Gestion des risques et prévention des catastrophes naturelles

Face à l’augmentation des événements extrêmes (inondations, sécheresses, canicules, tempêtes), des réglementations sont nécessaires pour gérer les risques, protéger les populations et les infrastructures. Le droit de l'urbanisme, par exemple, peut encadrer la construction dans les zones à risques. Les plans de prévention des risques naturels (PPRN) identifient les zones exposées et définissent des mesures de prévention et de protection. La gestion des ressources en eau, face à la raréfaction, est également un enjeu majeur avec des règles sur l’usage de l’eau et le recyclage. En 2022, les pertes économiques liées aux catastrophes naturelles ont dépassé 300 milliards de dollars.

Protection de la biodiversité et des écosystèmes

Le changement climatique menace la biodiversité et les écosystèmes. Le droit de la biodiversité, incluant la protection des espèces menacées et la création d'aires protégées, est fondamental pour préserver les écosystèmes face aux pressions climatiques. La préservation des forêts, puits de carbone majeurs, est cruciale pour limiter le réchauffement climatique. La gestion des espaces naturels, la restauration des écosystèmes dégradés, et la mise en place de corridors écologiques sont autant d'actions essentielles, soutenues par le droit.

Droit de la santé publique

Les impacts sanitaires du changement climatique (canicules, maladies vectorielles, malnutrition) nécessitent une réponse du droit de la santé publique. Des mesures de prévention des risques sanitaires liés à la chaleur, des stratégies de lutte contre les maladies vectorielles, et des programmes d’alimentation et de nutrition sont nécessaires. La surveillance épidémiologique et la gestion des crises sanitaires doivent être renforcées afin de répondre efficacement aux nouvelles menaces sanitaires liées au changement climatique.

Les limites et les défis du droit environnemental

Malgré son importance, le droit environnemental fait face à des limitations et des défis importants.

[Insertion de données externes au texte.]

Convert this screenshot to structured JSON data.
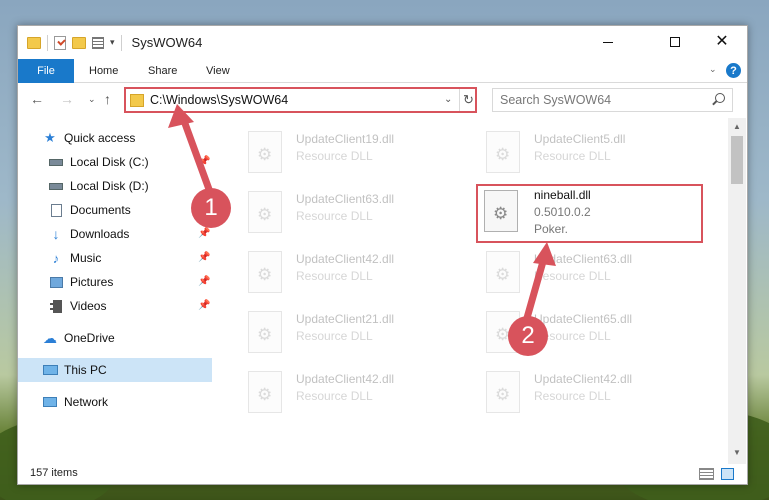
{
  "window": {
    "title": "SysWOW64"
  },
  "ribbon": {
    "file": "File",
    "home": "Home",
    "share": "Share",
    "view": "View"
  },
  "navbar": {
    "path": "C:\\Windows\\SysWOW64",
    "search_placeholder": "Search SysWOW64"
  },
  "sidebar": {
    "items": [
      {
        "label": "Quick access",
        "icon": "star-icon"
      },
      {
        "label": "Local Disk (C:)",
        "icon": "drive-icon"
      },
      {
        "label": "Local Disk (D:)",
        "icon": "drive-icon"
      },
      {
        "label": "Documents",
        "icon": "documents-icon"
      },
      {
        "label": "Downloads",
        "icon": "download-icon"
      },
      {
        "label": "Music",
        "icon": "music-icon"
      },
      {
        "label": "Pictures",
        "icon": "pictures-icon"
      },
      {
        "label": "Videos",
        "icon": "videos-icon"
      },
      {
        "label": "OneDrive",
        "icon": "cloud-icon"
      },
      {
        "label": "This PC",
        "icon": "computer-icon"
      },
      {
        "label": "Network",
        "icon": "network-icon"
      }
    ]
  },
  "files": [
    {
      "name": "UpdateClient19.dll",
      "sub": "Resource DLL"
    },
    {
      "name": "UpdateClient5.dll",
      "sub": "Resource DLL"
    },
    {
      "name": "UpdateClient63.dll",
      "sub": "Resource DLL"
    },
    {
      "name": "nineball.dll",
      "version": "0.5010.0.2",
      "desc": "Poker."
    },
    {
      "name": "UpdateClient42.dll",
      "sub": "Resource DLL"
    },
    {
      "name": "UpdateClient63.dll",
      "sub": "Resource DLL"
    },
    {
      "name": "UpdateClient21.dll",
      "sub": "Resource DLL"
    },
    {
      "name": "UpdateClient65.dll",
      "sub": "Resource DLL"
    },
    {
      "name": "UpdateClient42.dll",
      "sub": "Resource DLL"
    },
    {
      "name": "UpdateClient42.dll",
      "sub": "Resource DLL"
    }
  ],
  "status": {
    "count": "157 items"
  },
  "annotations": {
    "step1": "1",
    "step2": "2",
    "color": "#d8535c"
  }
}
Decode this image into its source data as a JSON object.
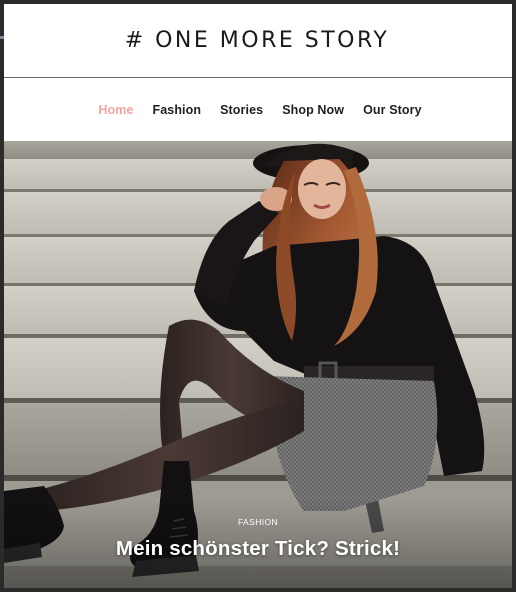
{
  "header": {
    "logo": "# ONE MORE STORY"
  },
  "nav": {
    "items": [
      {
        "label": "Home",
        "active": true
      },
      {
        "label": "Fashion",
        "active": false
      },
      {
        "label": "Stories",
        "active": false
      },
      {
        "label": "Shop Now",
        "active": false
      },
      {
        "label": "Our Story",
        "active": false
      }
    ]
  },
  "hero": {
    "category": "FASHION",
    "title": "Mein schönster Tick? Strick!"
  },
  "colors": {
    "accent": "#f2a3a0",
    "text": "#1f1f1f",
    "divider": "#6b6b6b"
  }
}
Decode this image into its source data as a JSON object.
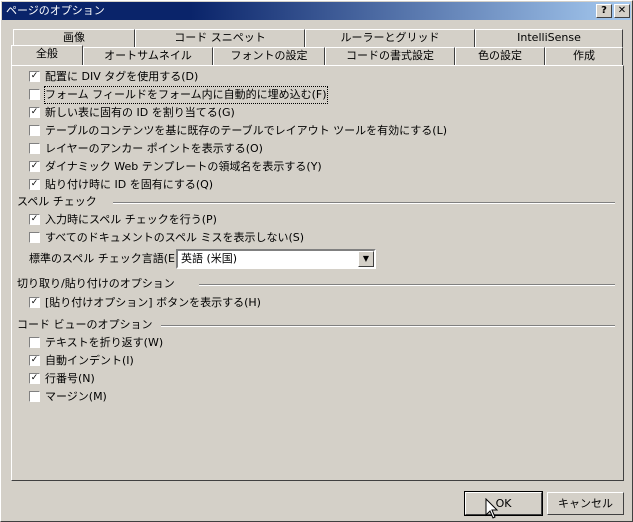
{
  "window": {
    "title": "ページのオプション",
    "help_label": "?",
    "close_label": "✕"
  },
  "tabs_row1": [
    "画像",
    "コード スニペット",
    "ルーラーとグリッド",
    "IntelliSense"
  ],
  "tabs_row2": [
    "全般",
    "オートサムネイル",
    "フォントの設定",
    "コードの書式設定",
    "色の設定",
    "作成"
  ],
  "general": {
    "options": [
      {
        "label": "配置に DIV タグを使用する(D)",
        "checked": true
      },
      {
        "label": "フォーム フィールドをフォーム内に自動的に埋め込む(F)",
        "checked": false
      },
      {
        "label": "新しい表に固有の ID を割り当てる(G)",
        "checked": true
      },
      {
        "label": "テーブルのコンテンツを基に既存のテーブルでレイアウト ツールを有効にする(L)",
        "checked": false
      },
      {
        "label": "レイヤーのアンカー ポイントを表示する(O)",
        "checked": false
      },
      {
        "label": "ダイナミック Web テンプレートの領域名を表示する(Y)",
        "checked": true
      },
      {
        "label": "貼り付け時に ID を固有にする(Q)",
        "checked": true
      }
    ]
  },
  "spell": {
    "heading": "スペル チェック",
    "options": [
      {
        "label": "入力時にスペル チェックを行う(P)",
        "checked": true
      },
      {
        "label": "すべてのドキュメントのスペル ミスを表示しない(S)",
        "checked": false
      }
    ],
    "language_label": "標準のスペル チェック言語(E):",
    "language_value": "英語 (米国)"
  },
  "paste": {
    "heading": "切り取り/貼り付けのオプション",
    "options": [
      {
        "label": "[貼り付けオプション] ボタンを表示する(H)",
        "checked": true
      }
    ]
  },
  "code_view": {
    "heading": "コード ビューのオプション",
    "options": [
      {
        "label": "テキストを折り返す(W)",
        "checked": false
      },
      {
        "label": "自動インデント(I)",
        "checked": true
      },
      {
        "label": "行番号(N)",
        "checked": true
      },
      {
        "label": "マージン(M)",
        "checked": false
      }
    ]
  },
  "buttons": {
    "ok": "OK",
    "cancel": "キャンセル"
  }
}
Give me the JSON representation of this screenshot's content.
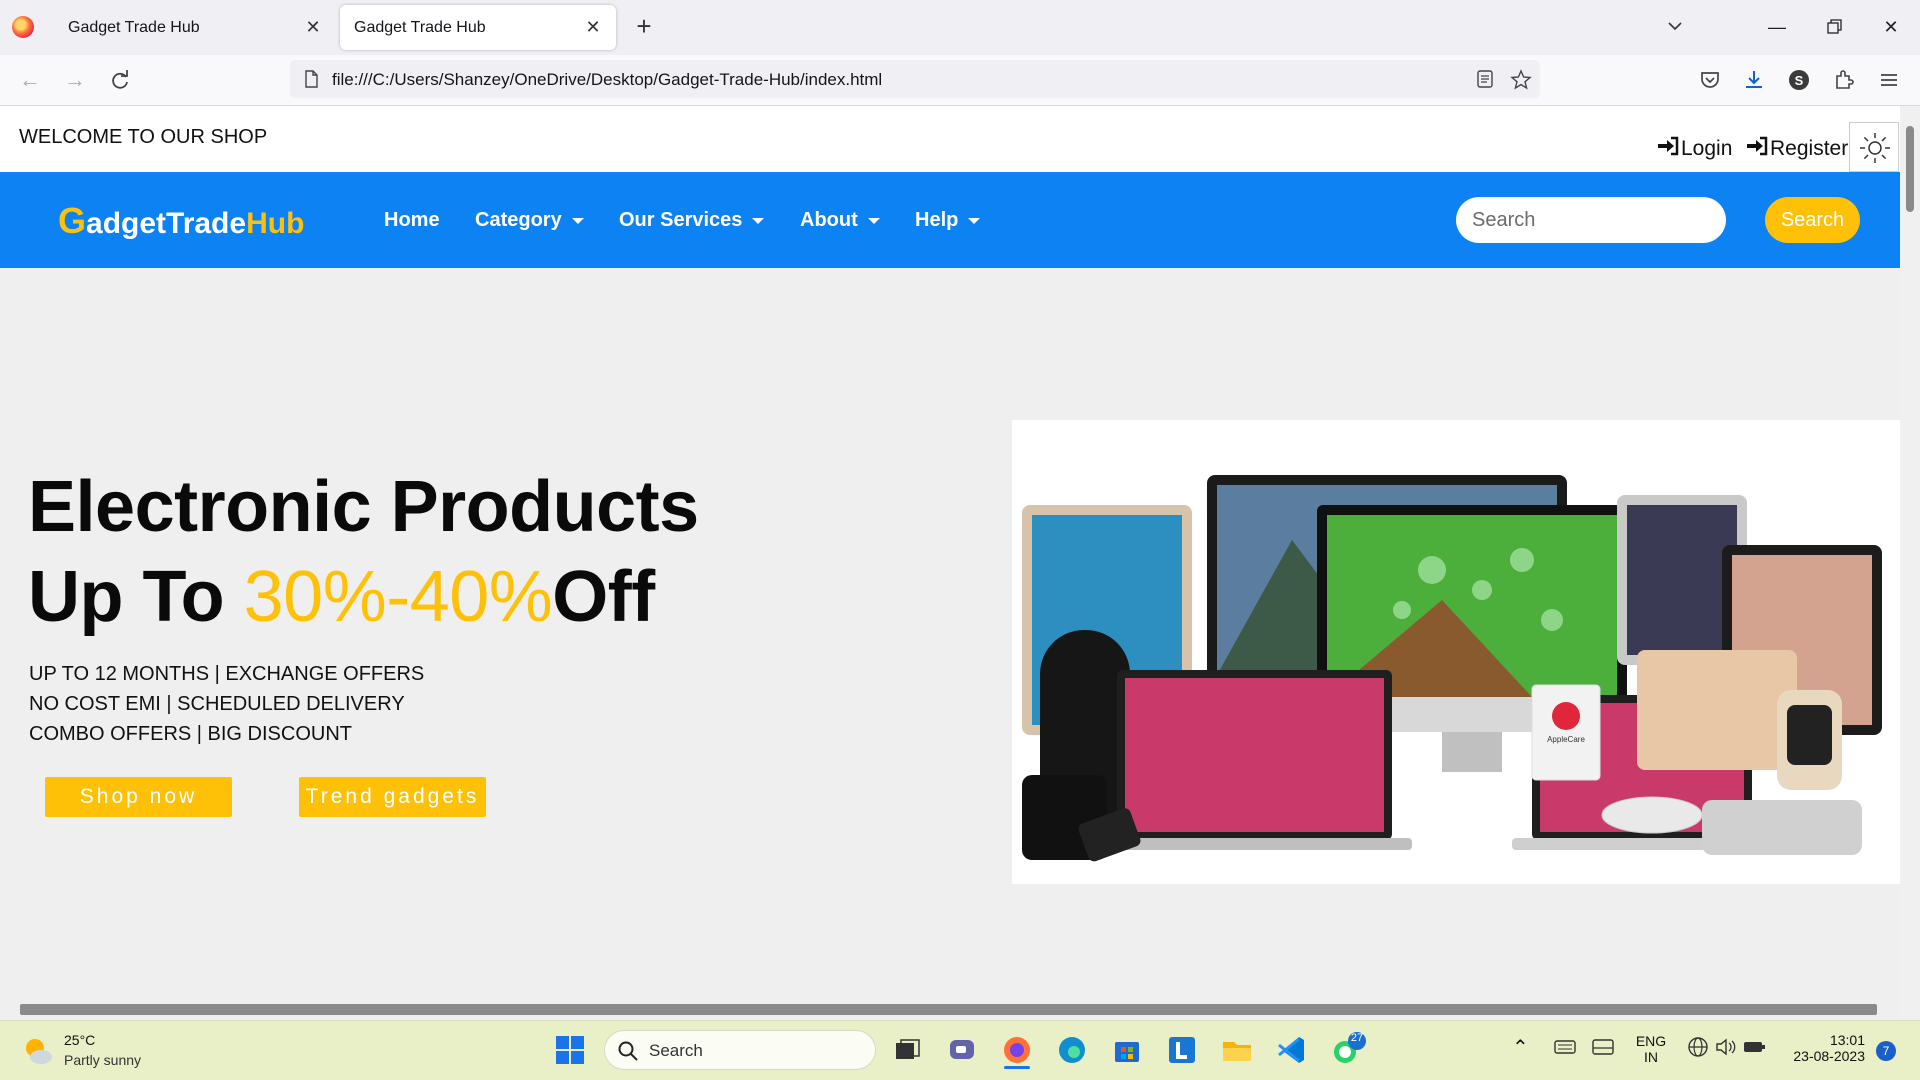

Difficultés de mise en œuvre et d'efficacité

Le manque de coordination entre les différents niveaux de gouvernance (international, national, régional), les difficultés de mise en œuvre des réglementations, le manque de moyens, et les pressions économiques peuvent limiter l’efficacité des instruments juridiques. Le faible niveau d’ambition de certains États dans la réduction des émissions de GES et le manque de contrôles efficaces illustrent ces difficultés.

Défis pour l'avenir

Pour relever le défi climatique, une législation plus ambitieuse et plus intégrée est indispensable. Il faut renforcer les mécanismes de contrôle et de sanction, améliorer la coopération internationale, et intégrer les aspects sociaux et économiques dans les politiques climatiques pour assurer une transition juste et équitable. La question de la responsabilité des entreprises et la lutte contre le "greenwashing" constituent des défis juridiques majeurs, notamment concernant l'obligation de rendre compte (reporting) et les actions en justice contre les entreprises contribuant au changement climatique.

Le droit environnemental est un outil essentiel pour lutter contre le changement climatique, mais il doit évoluer et être renforcé pour répondre à l'urgence de la situation. Une action concertée et une ambition collective sont nécessaires pour garantir un avenir durable pour la planète.